Doctor of Philosophy



First Advisor

Lian Li

Committee Members

Lian Li, Michael Weinert, Daniel Agterberg, Marija Gajdardziska-Josifovska, Jorg Woehl


Graphene, Graphene Heterojunctions, Scanning Tunneling Microscopy, Scanning Tunneling Spectroscopy, Van der Waals Heterostructures


This dissertation presents results of scanning tunneling microscopy/spectroscopy experiments performed on graphene, a two-dimensional membrane of carbon atoms arranged in a honeycomb lattice, where charge carriers behave like massless fermions described by the Dirac equation. Our findings demonstrate that interface engineering is a viable route to control and further enhance the electronic properties of graphene.

In the first experiment, by transferring chemical vapor deposited (CVD) graphene onto substrates of opposite polarization - H-terminated Si-face and C-faces of hexagonal silicon carbide (SiC), we show that the type of charge carrier in graphene can be controlled by substrate polarization. Furthermore, we find that the charge carrier in epitaxial graphene/Si-face SiC(0001) convert from n- to p-type upon H-intercalation at the interface. Finally, we observe the formation of ripples in the graphene H-terminated SiC heterojunctions, which causes atomic scale fluctuations in the Dirac point. Density functional theory calculations suggest the formation of a Schottky dipole just ~ 1 nm at the graphene/SiC interface, thus the Dirac point depends strongly on the spacing between graphene and SiC. As a result, ripples, i.e., atomic scale topographic fluctuations of graphene with respect to the substrate, lead to the variations in the Dirac point.

In the second experiment, we discover two types of intrinsic atomic-scale inhomogeneities that can cause fluctuations in the Schottky barrier height at graphene/semiconductor junctions: graphene ripples and/or trapped charge impurities and surface states of the semiconductor. These findings provide insight into the fundamental physics of nanoscale devices based on graphene - semiconductor junctions.

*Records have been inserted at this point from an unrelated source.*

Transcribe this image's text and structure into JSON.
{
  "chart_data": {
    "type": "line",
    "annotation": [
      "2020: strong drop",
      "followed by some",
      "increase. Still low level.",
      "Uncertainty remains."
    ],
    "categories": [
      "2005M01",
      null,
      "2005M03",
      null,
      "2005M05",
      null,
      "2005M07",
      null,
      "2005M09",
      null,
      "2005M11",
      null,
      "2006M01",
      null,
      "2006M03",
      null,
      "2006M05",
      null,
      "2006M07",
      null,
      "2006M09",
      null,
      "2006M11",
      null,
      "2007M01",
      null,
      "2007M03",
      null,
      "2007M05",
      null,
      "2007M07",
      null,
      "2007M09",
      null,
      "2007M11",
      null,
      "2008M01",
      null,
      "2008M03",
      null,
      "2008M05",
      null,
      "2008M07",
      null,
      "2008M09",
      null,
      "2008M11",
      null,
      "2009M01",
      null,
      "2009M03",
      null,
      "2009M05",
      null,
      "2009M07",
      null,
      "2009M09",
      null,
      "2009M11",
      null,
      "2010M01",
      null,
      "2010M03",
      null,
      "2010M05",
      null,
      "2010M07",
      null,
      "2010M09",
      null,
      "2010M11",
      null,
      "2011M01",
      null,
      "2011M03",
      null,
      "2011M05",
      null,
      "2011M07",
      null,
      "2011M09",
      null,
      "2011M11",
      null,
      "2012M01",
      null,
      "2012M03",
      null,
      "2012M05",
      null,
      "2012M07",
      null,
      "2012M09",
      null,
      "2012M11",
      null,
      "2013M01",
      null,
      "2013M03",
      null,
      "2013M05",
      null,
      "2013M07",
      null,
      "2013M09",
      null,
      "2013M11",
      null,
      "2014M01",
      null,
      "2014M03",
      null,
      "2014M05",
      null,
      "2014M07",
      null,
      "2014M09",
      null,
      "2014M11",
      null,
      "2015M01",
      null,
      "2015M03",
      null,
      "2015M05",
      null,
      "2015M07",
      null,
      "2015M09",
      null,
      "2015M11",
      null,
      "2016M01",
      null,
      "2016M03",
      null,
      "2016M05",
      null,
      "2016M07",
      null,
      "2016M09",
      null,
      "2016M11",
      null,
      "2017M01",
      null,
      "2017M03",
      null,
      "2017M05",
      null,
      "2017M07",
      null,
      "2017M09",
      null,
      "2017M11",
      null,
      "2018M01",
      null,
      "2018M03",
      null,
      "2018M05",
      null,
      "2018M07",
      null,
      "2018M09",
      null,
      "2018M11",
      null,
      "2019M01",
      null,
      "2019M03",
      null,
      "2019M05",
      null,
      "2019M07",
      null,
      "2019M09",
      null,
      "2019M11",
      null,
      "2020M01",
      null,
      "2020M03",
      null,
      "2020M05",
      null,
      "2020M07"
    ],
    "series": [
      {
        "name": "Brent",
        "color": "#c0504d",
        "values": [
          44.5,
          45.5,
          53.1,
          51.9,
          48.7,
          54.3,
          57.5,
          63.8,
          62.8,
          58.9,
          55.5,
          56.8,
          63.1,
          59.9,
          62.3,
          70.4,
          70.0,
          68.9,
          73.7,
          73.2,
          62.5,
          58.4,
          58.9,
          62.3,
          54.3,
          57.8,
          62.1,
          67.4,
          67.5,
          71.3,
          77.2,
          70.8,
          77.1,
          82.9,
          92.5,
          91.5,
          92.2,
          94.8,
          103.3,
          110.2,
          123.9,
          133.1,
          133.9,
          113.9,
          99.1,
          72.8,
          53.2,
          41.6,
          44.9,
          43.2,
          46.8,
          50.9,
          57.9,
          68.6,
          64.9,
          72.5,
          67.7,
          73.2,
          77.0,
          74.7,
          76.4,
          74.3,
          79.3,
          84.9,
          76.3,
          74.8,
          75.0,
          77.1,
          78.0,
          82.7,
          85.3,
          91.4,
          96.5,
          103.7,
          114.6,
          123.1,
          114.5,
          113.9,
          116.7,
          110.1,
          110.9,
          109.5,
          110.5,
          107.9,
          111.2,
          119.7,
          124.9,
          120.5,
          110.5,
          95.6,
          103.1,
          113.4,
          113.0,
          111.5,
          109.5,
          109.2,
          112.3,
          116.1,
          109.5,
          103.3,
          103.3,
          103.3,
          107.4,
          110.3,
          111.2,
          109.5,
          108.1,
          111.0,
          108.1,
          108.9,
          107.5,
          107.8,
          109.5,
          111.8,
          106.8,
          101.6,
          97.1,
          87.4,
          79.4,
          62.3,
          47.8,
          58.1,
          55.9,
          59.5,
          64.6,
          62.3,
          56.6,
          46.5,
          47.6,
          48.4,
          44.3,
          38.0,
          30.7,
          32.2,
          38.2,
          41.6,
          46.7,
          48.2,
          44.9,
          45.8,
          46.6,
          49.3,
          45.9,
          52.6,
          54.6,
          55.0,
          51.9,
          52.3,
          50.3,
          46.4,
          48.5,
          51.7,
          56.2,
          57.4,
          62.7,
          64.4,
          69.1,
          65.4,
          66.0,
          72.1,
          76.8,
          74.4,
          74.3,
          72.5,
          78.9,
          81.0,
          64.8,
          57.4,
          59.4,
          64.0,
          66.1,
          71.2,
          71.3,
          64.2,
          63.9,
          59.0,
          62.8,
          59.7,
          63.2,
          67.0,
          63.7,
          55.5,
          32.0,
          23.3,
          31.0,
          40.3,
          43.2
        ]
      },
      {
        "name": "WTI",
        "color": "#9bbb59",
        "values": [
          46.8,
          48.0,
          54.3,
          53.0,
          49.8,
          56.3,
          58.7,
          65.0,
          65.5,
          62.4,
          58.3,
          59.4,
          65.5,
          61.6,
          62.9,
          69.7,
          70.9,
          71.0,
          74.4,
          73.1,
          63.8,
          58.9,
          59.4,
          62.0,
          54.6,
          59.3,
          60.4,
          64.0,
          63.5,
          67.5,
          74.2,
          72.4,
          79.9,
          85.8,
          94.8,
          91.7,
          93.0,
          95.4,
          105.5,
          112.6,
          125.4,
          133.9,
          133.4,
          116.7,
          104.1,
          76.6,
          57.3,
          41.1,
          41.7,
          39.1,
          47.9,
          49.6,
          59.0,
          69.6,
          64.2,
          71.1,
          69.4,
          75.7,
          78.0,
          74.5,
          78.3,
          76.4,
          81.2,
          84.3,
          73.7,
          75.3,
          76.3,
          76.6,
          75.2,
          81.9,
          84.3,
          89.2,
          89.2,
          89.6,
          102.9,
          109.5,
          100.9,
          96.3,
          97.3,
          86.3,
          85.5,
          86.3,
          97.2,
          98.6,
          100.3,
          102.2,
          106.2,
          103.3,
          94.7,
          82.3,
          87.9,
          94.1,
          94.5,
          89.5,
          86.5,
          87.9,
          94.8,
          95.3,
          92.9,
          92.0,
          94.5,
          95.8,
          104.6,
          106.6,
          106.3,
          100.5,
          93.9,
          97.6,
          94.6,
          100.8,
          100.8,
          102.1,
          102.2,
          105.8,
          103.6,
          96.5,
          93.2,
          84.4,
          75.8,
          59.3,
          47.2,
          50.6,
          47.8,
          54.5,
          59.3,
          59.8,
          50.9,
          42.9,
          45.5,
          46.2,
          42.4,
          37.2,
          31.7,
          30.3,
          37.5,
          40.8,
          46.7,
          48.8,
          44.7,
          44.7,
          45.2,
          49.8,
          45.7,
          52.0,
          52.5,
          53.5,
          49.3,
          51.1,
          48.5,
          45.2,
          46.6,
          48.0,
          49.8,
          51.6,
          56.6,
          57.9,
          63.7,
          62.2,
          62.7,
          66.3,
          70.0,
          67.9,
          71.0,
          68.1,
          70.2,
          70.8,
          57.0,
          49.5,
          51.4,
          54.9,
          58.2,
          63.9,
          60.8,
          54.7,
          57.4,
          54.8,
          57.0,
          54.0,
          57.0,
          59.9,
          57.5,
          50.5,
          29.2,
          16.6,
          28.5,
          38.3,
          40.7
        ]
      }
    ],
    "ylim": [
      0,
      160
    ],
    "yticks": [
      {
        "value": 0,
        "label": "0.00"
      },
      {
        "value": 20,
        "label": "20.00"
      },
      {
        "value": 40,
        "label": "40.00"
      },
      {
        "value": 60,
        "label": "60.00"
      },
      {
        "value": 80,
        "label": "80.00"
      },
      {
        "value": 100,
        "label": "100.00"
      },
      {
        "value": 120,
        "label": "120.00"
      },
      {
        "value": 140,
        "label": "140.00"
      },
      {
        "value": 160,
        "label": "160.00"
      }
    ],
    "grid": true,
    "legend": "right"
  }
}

In the third experiment, we experimentally demonstrate proximity-induced spin-orbit coupling in graphene-topological insulator van der Waals (vdW) heterostructures fabricated by transferring CVD graphene onto Bi2Se3 grown by molecular beam epitaxy. We observe a spin-orbit splitting of up to 80 meV in the graphene Dirac states, an enhancement of several orders of magnitude compared to the intrinsic value. Moreover, the spin-orbit splitting exhibits spatial variations of ±20 meV, as a result of the lack of epitaxial relation between the graphene and Bi2Se3 layers. Density functional theory calculations further reveal that this giant spin-orbit splitting of the graphene bands is a consequence of the orthogonalization requirement on the overlapping wave functions, rather than arising from simple direct bonding at the interface. This revelation of the indirect bonding mechanism of the proximity effect is an enabling step towards more effective engineering of desired properties in vdW heterostructures.